Senator Shank's bill, which lawmakers failed to pass last year, would extend to anyone involved in "an intimate dating relationship characterized by the expectation of affectionate involvement" the right to apply for a protective order, greatly strengthening the court's power to deter abuse. The measure was approved by the Senate 45-2 this year but still awaits a hearing in the House.

Another area where deterrence needs strengthening lies in protecting children from the psychological trauma associating with witnessing domestic violence against a parent or caregiver. At one time it was thought that children were only considered victims of domestic violence if they had been physically harmed.

Yet more recent research has shown that the traumatic experience of seeing a parent or caregiver being violently assaulted itself inflicts grave emotional and psychological damage that can affect a child's development for years afterward. Not only are such children more likely to become abusers or victims themselves, they are also more likely to drop out of school, abuse alcohol or drugs, be unemployed or spend time in a juvenile detention facility. Mr. Gansler's bill would allow judges to extend the prison sentences of offenders who commit their crimes in the presence of minors as a way of deterring such behavior and ending the intergenerational cycle of domestic violence that damages individuals, families and communities.

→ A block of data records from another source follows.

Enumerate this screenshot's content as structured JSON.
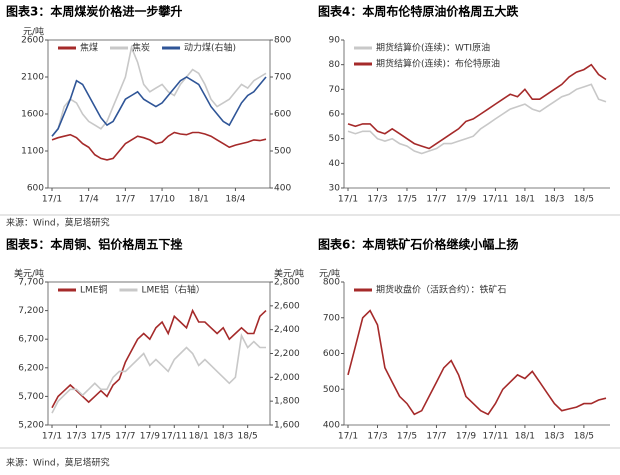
{
  "chart_data": [
    {
      "type": "line",
      "title": "图表3：本周煤炭价格进一步攀升",
      "ylabel": "元/吨",
      "frame": true,
      "categories": [
        "17/1",
        null,
        null,
        null,
        null,
        null,
        "17/4",
        null,
        null,
        null,
        null,
        null,
        "17/7",
        null,
        null,
        null,
        null,
        null,
        "17/10",
        null,
        null,
        null,
        null,
        null,
        "18/1",
        null,
        null,
        null,
        null,
        null,
        "18/4",
        null,
        null,
        null,
        null,
        null
      ],
      "ylim": [
        600,
        2600
      ],
      "yticks": [
        600,
        1100,
        1600,
        2100,
        2600
      ],
      "y2lim": [
        400,
        800
      ],
      "y2ticks": [
        400,
        500,
        600,
        700,
        800
      ],
      "series": [
        {
          "name": "焦煤",
          "color": "#a52a2a",
          "values": [
            1250,
            1280,
            1300,
            1320,
            1280,
            1200,
            1150,
            1050,
            1000,
            980,
            1000,
            1100,
            1200,
            1250,
            1300,
            1280,
            1250,
            1200,
            1220,
            1300,
            1350,
            1330,
            1320,
            1350,
            1350,
            1330,
            1300,
            1250,
            1200,
            1150,
            1180,
            1200,
            1220,
            1250,
            1240,
            1260
          ]
        },
        {
          "name": "焦炭",
          "color": "#c8c8c8",
          "values": [
            1300,
            1400,
            1700,
            1800,
            1750,
            1600,
            1500,
            1450,
            1400,
            1500,
            1700,
            1900,
            2100,
            2500,
            2300,
            2000,
            1900,
            1950,
            2000,
            1900,
            1850,
            2000,
            2100,
            2200,
            2150,
            2000,
            1800,
            1700,
            1750,
            1800,
            1900,
            2000,
            1950,
            2050,
            2100,
            2150
          ]
        },
        {
          "name": "动力煤(右轴)",
          "color": "#2f5597",
          "axis": "y2",
          "values": [
            540,
            560,
            600,
            640,
            690,
            680,
            650,
            620,
            590,
            570,
            580,
            610,
            640,
            650,
            660,
            640,
            630,
            620,
            630,
            650,
            670,
            690,
            700,
            690,
            680,
            650,
            620,
            600,
            580,
            570,
            600,
            630,
            650,
            660,
            680,
            700
          ]
        }
      ]
    },
    {
      "type": "line",
      "title": "图表4：本周布伦特原油价格周五大跌",
      "frame": false,
      "categories": [
        "17/1",
        null,
        null,
        null,
        "17/3",
        null,
        null,
        null,
        "17/5",
        null,
        null,
        null,
        "17/7",
        null,
        null,
        null,
        "17/9",
        null,
        null,
        null,
        "17/11",
        null,
        null,
        null,
        "18/1",
        null,
        null,
        null,
        "18/3",
        null,
        null,
        null,
        "18/5",
        null,
        null,
        null
      ],
      "ylim": [
        30,
        90
      ],
      "yticks": [
        30,
        40,
        50,
        60,
        70,
        80,
        90
      ],
      "series": [
        {
          "name": "期货结算价(连续)：WTI原油",
          "color": "#c8c8c8",
          "values": [
            53,
            52,
            53,
            53,
            50,
            49,
            50,
            48,
            47,
            45,
            44,
            45,
            46,
            48,
            48,
            49,
            50,
            51,
            54,
            56,
            58,
            60,
            62,
            63,
            64,
            62,
            61,
            63,
            65,
            67,
            68,
            70,
            71,
            72,
            66,
            65
          ]
        },
        {
          "name": "期货结算价(连续)：布伦特原油",
          "color": "#a52a2a",
          "values": [
            56,
            55,
            56,
            56,
            53,
            52,
            54,
            52,
            50,
            48,
            47,
            46,
            48,
            50,
            52,
            54,
            57,
            58,
            60,
            62,
            64,
            66,
            68,
            67,
            70,
            66,
            66,
            68,
            70,
            72,
            75,
            77,
            78,
            80,
            76,
            74
          ]
        }
      ]
    },
    {
      "type": "line",
      "title": "图表5：本周铜、铝价格周五下挫",
      "ylabel": "美元/吨",
      "y2label": "美元/吨",
      "frame": true,
      "categories": [
        "17/1",
        null,
        null,
        null,
        "17/3",
        null,
        null,
        null,
        "17/5",
        null,
        null,
        null,
        "17/7",
        null,
        null,
        null,
        "17/9",
        null,
        null,
        null,
        "17/11",
        null,
        null,
        null,
        "18/1",
        null,
        null,
        null,
        "18/3",
        null,
        null,
        null,
        "18/5",
        null,
        null,
        null
      ],
      "ylim": [
        5200,
        7700
      ],
      "yticks": [
        {
          "value": 5200,
          "label": "5,200"
        },
        {
          "value": 5700,
          "label": "5,700"
        },
        {
          "value": 6200,
          "label": "6,200"
        },
        {
          "value": 6700,
          "label": "6,700"
        },
        {
          "value": 7200,
          "label": "7,200"
        },
        {
          "value": 7700,
          "label": "7,700"
        }
      ],
      "y2lim": [
        1600,
        2800
      ],
      "y2ticks": [
        {
          "value": 1600,
          "label": "1,600"
        },
        {
          "value": 1800,
          "label": "1,800"
        },
        {
          "value": 2000,
          "label": "2,000"
        },
        {
          "value": 2200,
          "label": "2,200"
        },
        {
          "value": 2400,
          "label": "2,400"
        },
        {
          "value": 2600,
          "label": "2,600"
        },
        {
          "value": 2800,
          "label": "2,800"
        }
      ],
      "series": [
        {
          "name": "LME铜",
          "color": "#a52a2a",
          "values": [
            5500,
            5700,
            5800,
            5900,
            5800,
            5700,
            5600,
            5700,
            5800,
            5700,
            5900,
            6000,
            6300,
            6500,
            6700,
            6800,
            6700,
            6900,
            7000,
            6800,
            7100,
            7000,
            6900,
            7200,
            7000,
            7000,
            6900,
            6800,
            6900,
            6700,
            6800,
            6900,
            6800,
            6800,
            7100,
            7200
          ]
        },
        {
          "name": "LME铝（右轴）",
          "color": "#c8c8c8",
          "axis": "y2",
          "values": [
            1700,
            1800,
            1850,
            1900,
            1900,
            1850,
            1900,
            1950,
            1900,
            1900,
            2000,
            2050,
            2050,
            2100,
            2150,
            2200,
            2100,
            2150,
            2100,
            2050,
            2150,
            2200,
            2250,
            2200,
            2100,
            2150,
            2100,
            2050,
            2000,
            1950,
            2000,
            2350,
            2250,
            2300,
            2250,
            2250
          ]
        }
      ]
    },
    {
      "type": "line",
      "title": "图表6：本周铁矿石价格继续小幅上扬",
      "ylabel": "元/吨",
      "frame": false,
      "categories": [
        "17/1",
        null,
        null,
        null,
        "17/3",
        null,
        null,
        null,
        "17/5",
        null,
        null,
        null,
        "17/7",
        null,
        null,
        null,
        "17/9",
        null,
        null,
        null,
        "17/11",
        null,
        null,
        null,
        "18/1",
        null,
        null,
        null,
        "18/3",
        null,
        null,
        null,
        "18/5",
        null,
        null,
        null
      ],
      "ylim": [
        400,
        800
      ],
      "yticks": [
        400,
        500,
        600,
        700,
        800
      ],
      "series": [
        {
          "name": "期货收盘价（活跃合约）：铁矿石",
          "color": "#a52a2a",
          "values": [
            540,
            620,
            700,
            720,
            680,
            560,
            520,
            480,
            460,
            430,
            440,
            480,
            520,
            560,
            580,
            540,
            480,
            460,
            440,
            430,
            460,
            500,
            520,
            540,
            530,
            550,
            520,
            490,
            460,
            440,
            445,
            450,
            460,
            460,
            470,
            475
          ]
        }
      ]
    }
  ],
  "sources": [
    "来源：Wind，莫尼塔研究",
    "来源：Wind，莫尼塔研究"
  ]
}
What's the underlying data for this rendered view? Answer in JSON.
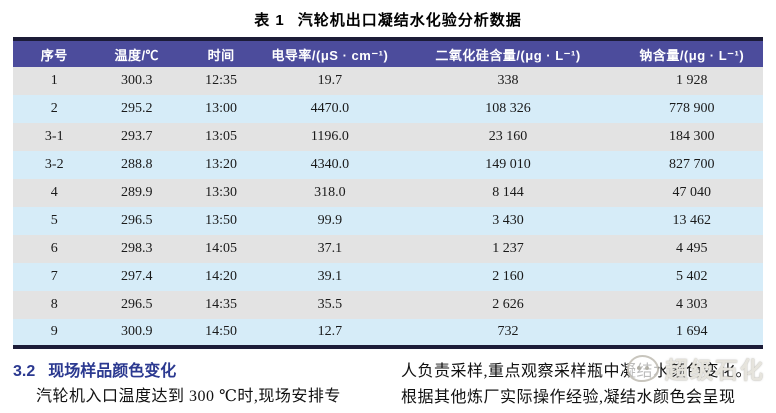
{
  "colors": {
    "header_bg": "#4C4C9C",
    "border_dark": "#1C1C38",
    "row_gray": "#E3E3E3",
    "row_blue": "#D6ECF8",
    "heading_blue": "#2B3990",
    "body_text": "#1A1A1A"
  },
  "table": {
    "title_label": "表 1",
    "title_text": "汽轮机出口凝结水化验分析数据",
    "columns": [
      "序号",
      "温度/℃",
      "时间",
      "电导率/(μS · cm⁻¹)",
      "二氧化硅含量/(μg · L⁻¹)",
      "钠含量/(μg · L⁻¹)"
    ],
    "rows": [
      [
        "1",
        "300.3",
        "12:35",
        "19.7",
        "338",
        "1 928"
      ],
      [
        "2",
        "295.2",
        "13:00",
        "4470.0",
        "108 326",
        "778 900"
      ],
      [
        "3-1",
        "293.7",
        "13:05",
        "1196.0",
        "23 160",
        "184 300"
      ],
      [
        "3-2",
        "288.8",
        "13:20",
        "4340.0",
        "149 010",
        "827 700"
      ],
      [
        "4",
        "289.9",
        "13:30",
        "318.0",
        "8 144",
        "47 040"
      ],
      [
        "5",
        "296.5",
        "13:50",
        "99.9",
        "3 430",
        "13 462"
      ],
      [
        "6",
        "298.3",
        "14:05",
        "37.1",
        "1 237",
        "4 495"
      ],
      [
        "7",
        "297.4",
        "14:20",
        "39.1",
        "2 160",
        "5 402"
      ],
      [
        "8",
        "296.5",
        "14:35",
        "35.5",
        "2 626",
        "4 303"
      ],
      [
        "9",
        "300.9",
        "14:50",
        "12.7",
        "732",
        "1 694"
      ]
    ]
  },
  "section": {
    "heading_number": "3.2",
    "heading_title": "现场样品颜色变化",
    "left_paragraph": "汽轮机入口温度达到 300 ℃时,现场安排专",
    "right_line_1": "人负责采样,重点观察采样瓶中凝结水颜色变化。",
    "right_line_2": "根据其他炼厂实际操作经验,凝结水颜色会呈现"
  },
  "watermark": {
    "text": "超级石化",
    "icon": "mascot-icon"
  }
}
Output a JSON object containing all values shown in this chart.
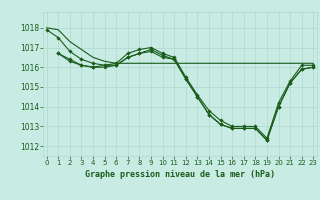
{
  "title": "Graphe pression niveau de la mer (hPa)",
  "background_color": "#c8ece4",
  "grid_color": "#b0d8ce",
  "line_color": "#1a5c1a",
  "tick_color": "#1a5c1a",
  "x_ticks": [
    0,
    1,
    2,
    3,
    4,
    5,
    6,
    7,
    8,
    9,
    10,
    11,
    12,
    13,
    14,
    15,
    16,
    17,
    18,
    19,
    20,
    21,
    22,
    23
  ],
  "y_ticks": [
    1012,
    1013,
    1014,
    1015,
    1016,
    1017,
    1018
  ],
  "ylim": [
    1011.5,
    1018.8
  ],
  "xlim": [
    -0.3,
    23.3
  ],
  "series": [
    {
      "x": [
        0,
        1,
        2,
        3,
        4,
        5,
        6,
        7,
        8,
        9,
        10,
        11,
        12,
        13,
        14,
        15,
        16,
        17,
        18,
        19,
        20,
        21,
        22,
        23
      ],
      "y": [
        1018.0,
        1017.9,
        1017.3,
        1016.9,
        1016.5,
        1016.3,
        1016.2,
        1016.2,
        1016.2,
        1016.2,
        1016.2,
        1016.2,
        1016.2,
        1016.2,
        1016.2,
        1016.2,
        1016.2,
        1016.2,
        1016.2,
        1016.2,
        1016.2,
        1016.2,
        1016.2,
        1016.2
      ],
      "marker": false
    },
    {
      "x": [
        1,
        2,
        3,
        4,
        5,
        6,
        7,
        8,
        9,
        10,
        11,
        12,
        13,
        14,
        15,
        16,
        17,
        18,
        19,
        20,
        21,
        22,
        23
      ],
      "y": [
        1016.7,
        1016.4,
        1016.1,
        1016.0,
        1016.1,
        1016.2,
        1016.7,
        1016.9,
        1017.0,
        1016.7,
        1016.5,
        1015.5,
        1014.6,
        1013.8,
        1013.3,
        1013.0,
        1013.0,
        1013.0,
        1012.4,
        1014.2,
        1015.3,
        1016.1,
        1016.1
      ],
      "marker": true
    },
    {
      "x": [
        1,
        2,
        3,
        4,
        5,
        6,
        7,
        8,
        9,
        10,
        11,
        12,
        13,
        14,
        15,
        16,
        17,
        18,
        19,
        20,
        21,
        22,
        23
      ],
      "y": [
        1016.7,
        1016.3,
        1016.1,
        1016.0,
        1016.0,
        1016.1,
        1016.5,
        1016.7,
        1016.9,
        1016.6,
        1016.4,
        1015.4,
        1014.5,
        1013.6,
        1013.1,
        1012.9,
        1012.9,
        1012.9,
        1012.3,
        1014.0,
        1015.2,
        1015.9,
        1016.0
      ],
      "marker": true
    },
    {
      "x": [
        0,
        1,
        2,
        3,
        4,
        5,
        6,
        7,
        8,
        9,
        10,
        11,
        12,
        13,
        14,
        15,
        16,
        17,
        18,
        19,
        20,
        21,
        22,
        23
      ],
      "y": [
        1017.9,
        1017.5,
        1016.8,
        1016.4,
        1016.2,
        1016.1,
        1016.1,
        1016.5,
        1016.7,
        1016.8,
        1016.5,
        1016.4,
        1015.4,
        1014.5,
        1013.6,
        1013.1,
        1012.9,
        1012.9,
        1012.9,
        1012.3,
        1014.0,
        1015.2,
        1015.9,
        1016.0
      ],
      "marker": true
    }
  ]
}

Both of these bill will do good, but neither will instantly cure the problem. It's often asked why women who are in abusive relationships choose to remain with their partners rather than flee. The answer appears to be that victims often feel hopelessly paralyzed by the threats, lies, emotional trauma and violence inflicted by their partners and may even come to blame themselves for their situations. Meanwhile, some men will always resort to such methods to cement their control over others, no matter the legal consequences.

There's no way of knowing whether the tougher sanctions being considered in the legislature would have saved the lives of the five women who have died so far this year at the hands of abusive partners. But even incremental progress can make a difference in the lives of victims, and lawmakers owe it to them to put their tormentors on notice that they will be held accountable.